Höhepunkt der hysterischen Entrüstung war bisher die Aufregung über einen Spot mit Kevin Federline in der Hauptrolle. Er zeigt den Sänger und Tänzer, wie er beim Hamburgerbraten in einer Fast-Food-Kette von einer Rap-Karriere träumt. Harmlos? Von wegen. Der Spot sei eine "starke und direkte Beleidigung der 12,8 Millionen Amerikaner, die in der Gastronomie arbeiten", empörte sich der Chef der American Restaurant Association, Steven Anderson.
Da fragt man sich, was eigentlich mit Amerikas Tierschützern los ist.
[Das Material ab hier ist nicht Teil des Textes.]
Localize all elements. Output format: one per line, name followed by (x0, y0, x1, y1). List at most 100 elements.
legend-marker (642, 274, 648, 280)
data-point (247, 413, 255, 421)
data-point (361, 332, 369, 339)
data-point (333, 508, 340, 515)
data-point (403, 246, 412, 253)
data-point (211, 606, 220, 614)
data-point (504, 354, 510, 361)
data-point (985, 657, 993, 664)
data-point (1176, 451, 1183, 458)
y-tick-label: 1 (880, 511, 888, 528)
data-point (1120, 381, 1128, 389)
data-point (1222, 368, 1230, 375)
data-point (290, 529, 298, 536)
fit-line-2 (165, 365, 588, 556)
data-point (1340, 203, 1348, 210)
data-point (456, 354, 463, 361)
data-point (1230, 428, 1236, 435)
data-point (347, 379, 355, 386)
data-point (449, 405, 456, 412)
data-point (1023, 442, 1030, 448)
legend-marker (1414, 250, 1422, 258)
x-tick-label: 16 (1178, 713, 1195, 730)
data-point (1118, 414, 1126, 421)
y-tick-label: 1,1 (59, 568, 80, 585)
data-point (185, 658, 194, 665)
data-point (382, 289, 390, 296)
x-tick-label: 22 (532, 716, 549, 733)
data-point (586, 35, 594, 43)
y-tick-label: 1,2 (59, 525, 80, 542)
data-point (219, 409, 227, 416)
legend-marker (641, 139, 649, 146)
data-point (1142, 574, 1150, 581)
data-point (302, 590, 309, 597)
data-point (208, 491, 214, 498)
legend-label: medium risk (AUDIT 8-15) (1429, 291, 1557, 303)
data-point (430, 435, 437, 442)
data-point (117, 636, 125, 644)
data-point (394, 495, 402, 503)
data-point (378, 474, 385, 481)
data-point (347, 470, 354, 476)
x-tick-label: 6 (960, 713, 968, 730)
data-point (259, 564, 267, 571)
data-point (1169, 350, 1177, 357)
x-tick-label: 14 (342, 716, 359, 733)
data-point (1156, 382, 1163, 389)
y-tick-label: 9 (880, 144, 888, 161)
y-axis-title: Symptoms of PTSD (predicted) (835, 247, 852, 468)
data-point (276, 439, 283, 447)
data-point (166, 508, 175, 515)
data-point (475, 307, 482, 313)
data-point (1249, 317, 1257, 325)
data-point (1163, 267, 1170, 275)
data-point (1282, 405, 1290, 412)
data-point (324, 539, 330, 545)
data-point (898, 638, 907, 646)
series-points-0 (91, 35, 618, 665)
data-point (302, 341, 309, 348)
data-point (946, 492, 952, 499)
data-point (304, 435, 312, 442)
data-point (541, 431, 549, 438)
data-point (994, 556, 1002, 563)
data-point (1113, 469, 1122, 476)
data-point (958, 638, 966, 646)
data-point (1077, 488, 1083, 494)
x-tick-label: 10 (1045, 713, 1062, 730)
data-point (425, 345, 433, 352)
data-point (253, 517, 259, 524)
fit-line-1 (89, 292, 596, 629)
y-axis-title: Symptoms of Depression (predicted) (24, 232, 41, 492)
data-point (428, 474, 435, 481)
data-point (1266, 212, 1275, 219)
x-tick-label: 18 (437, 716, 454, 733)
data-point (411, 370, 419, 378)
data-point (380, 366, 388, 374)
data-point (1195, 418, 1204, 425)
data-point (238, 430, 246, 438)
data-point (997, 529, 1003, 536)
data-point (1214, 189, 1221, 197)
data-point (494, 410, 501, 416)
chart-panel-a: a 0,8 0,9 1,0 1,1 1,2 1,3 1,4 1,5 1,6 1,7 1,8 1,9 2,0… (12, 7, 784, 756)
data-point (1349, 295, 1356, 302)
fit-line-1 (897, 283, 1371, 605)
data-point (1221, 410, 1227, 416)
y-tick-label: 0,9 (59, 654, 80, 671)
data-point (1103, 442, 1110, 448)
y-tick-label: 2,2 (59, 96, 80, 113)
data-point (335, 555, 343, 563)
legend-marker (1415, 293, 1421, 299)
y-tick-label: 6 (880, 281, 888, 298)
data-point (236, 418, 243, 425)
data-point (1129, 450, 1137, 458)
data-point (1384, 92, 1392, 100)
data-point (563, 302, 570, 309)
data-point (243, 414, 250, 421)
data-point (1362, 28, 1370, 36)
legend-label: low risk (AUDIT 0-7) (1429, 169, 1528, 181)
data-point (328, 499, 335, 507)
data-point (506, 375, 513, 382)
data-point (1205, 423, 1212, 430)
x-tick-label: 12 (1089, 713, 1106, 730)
Ein weiterer Super-Bowl-Spot hatte nämlich ein Kaninchen und ein Meerschweinchen als Stars, die versuchen, per Mausklick bei der Verleihkette Blockbuster einen Film zu bestellen - indem sie ergebnislos auf einer echten Maus herumdrücken, die dazu anschaulich ächzt. Schließlich hebt das Meerschweinchen die Maus am Schwanz hoch und sagt: "Hier ist das Problem: Wir haben sie nicht eingestöpselt." Erstaunlich: Beschwert hat sich bisher niemand.